At GM, executives evaluated various IT security, audit and control frameworks and are considering the COBIT model published by the IT Governance Institute. They found there isn't just one framework that completely meets their needs. Their analysis indicated a need for a combination of components, since some focused only on technical issues or areas within certain IT or business areas.

"We're a totally outsourced environment. We don't do any data processing inside – we do it all through third parties," says Taylor. "To be effective, we need to have solid processes with the overall framework and metrics to communicate key controls to suppliers and ensure that they understand what is important. Having this kind of control framework helps us."

Taylor and his internal audit team work with the company's CISO in a variety of ways. For instance, internal auditors provide input on presentations made to the audit committee to ensure they meet committee expectations.

Audit has also provided input on information security initiatives to develop global requirements for secure server configurations, tailored to the company's outsourced model.

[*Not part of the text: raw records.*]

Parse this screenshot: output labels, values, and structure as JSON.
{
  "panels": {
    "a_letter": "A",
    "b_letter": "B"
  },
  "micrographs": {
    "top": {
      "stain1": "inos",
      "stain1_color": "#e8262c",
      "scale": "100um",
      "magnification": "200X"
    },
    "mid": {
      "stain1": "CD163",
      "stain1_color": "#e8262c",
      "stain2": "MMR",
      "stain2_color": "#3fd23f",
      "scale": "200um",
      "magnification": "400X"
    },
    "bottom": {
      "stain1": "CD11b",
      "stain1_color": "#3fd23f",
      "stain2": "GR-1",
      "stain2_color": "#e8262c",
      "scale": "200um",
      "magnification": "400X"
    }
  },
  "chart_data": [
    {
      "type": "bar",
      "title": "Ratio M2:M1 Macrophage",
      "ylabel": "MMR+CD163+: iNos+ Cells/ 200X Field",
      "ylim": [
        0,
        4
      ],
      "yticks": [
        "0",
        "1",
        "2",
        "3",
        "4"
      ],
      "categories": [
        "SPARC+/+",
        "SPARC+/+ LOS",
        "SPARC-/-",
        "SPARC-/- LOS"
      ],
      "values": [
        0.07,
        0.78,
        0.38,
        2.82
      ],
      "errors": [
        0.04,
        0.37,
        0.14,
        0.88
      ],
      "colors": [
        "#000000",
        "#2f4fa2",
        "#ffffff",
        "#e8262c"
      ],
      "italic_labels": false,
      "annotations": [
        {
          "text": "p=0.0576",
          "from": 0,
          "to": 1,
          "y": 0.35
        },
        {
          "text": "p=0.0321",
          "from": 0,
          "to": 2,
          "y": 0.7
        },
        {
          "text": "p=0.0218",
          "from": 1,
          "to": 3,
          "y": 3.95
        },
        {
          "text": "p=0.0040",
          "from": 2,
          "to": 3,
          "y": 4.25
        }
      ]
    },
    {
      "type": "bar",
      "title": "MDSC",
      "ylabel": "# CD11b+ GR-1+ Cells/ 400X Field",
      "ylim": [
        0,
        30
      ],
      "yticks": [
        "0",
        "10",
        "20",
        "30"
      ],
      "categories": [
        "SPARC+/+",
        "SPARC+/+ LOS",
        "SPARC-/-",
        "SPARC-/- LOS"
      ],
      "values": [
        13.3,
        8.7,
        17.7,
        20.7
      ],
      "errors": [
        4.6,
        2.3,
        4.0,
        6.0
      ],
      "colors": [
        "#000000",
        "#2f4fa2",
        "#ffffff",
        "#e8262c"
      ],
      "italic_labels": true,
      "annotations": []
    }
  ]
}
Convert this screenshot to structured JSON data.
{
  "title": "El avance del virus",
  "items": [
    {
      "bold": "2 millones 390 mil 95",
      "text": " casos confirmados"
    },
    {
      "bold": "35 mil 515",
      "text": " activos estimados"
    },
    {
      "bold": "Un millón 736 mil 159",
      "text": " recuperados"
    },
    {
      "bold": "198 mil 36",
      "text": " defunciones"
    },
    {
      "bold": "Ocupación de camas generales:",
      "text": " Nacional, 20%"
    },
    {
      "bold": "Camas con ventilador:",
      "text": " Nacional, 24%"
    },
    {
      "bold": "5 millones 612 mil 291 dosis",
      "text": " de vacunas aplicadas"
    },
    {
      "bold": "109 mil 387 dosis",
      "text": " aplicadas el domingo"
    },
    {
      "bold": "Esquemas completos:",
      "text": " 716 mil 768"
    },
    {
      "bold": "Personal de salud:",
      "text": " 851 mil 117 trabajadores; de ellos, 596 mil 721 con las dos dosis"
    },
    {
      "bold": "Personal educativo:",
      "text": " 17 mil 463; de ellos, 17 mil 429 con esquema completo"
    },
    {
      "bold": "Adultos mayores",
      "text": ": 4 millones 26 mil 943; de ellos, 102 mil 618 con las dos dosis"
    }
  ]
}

"We're looking at how we can help IT management clearly communicate its enhanced expectations to suppliers via contractual or other means, and how we can assist in monitoring them to ensure compliance," says Taylor.

Another joint project involved access controls for key applications, in which security and audit teamed up to build a global approach for improving site compliance.

"That's where internal auditors can add the most value – providing insight into the issues they see in the field audits and working together to address them," says Taylor. "Don't just say: 'Hey, we find them, you fix them'."

On a broader scope, Taylor is working with Tripwire's Kim on a research project that aims to ease the pain of IT control assessment by pinpointing which IT controls are most effective in reducing risk and increasing efficiency.

"We're hearing from a lot of companies that, regardless of the firm used as their external public accountant, they feel that they are being asked to do more work than really necessary to satisfy Sarbanes-Oxley.

"The more testing work the company does, the greater the level of comfort the public accountant can have about your system of controls," continues Taylor.

"If we can all agree that a particular subset of controls is most effective, we could ensure we are doing the right things and possibly reduce the number of controls that accounting firms and regulators are asking companies to test," he concludes."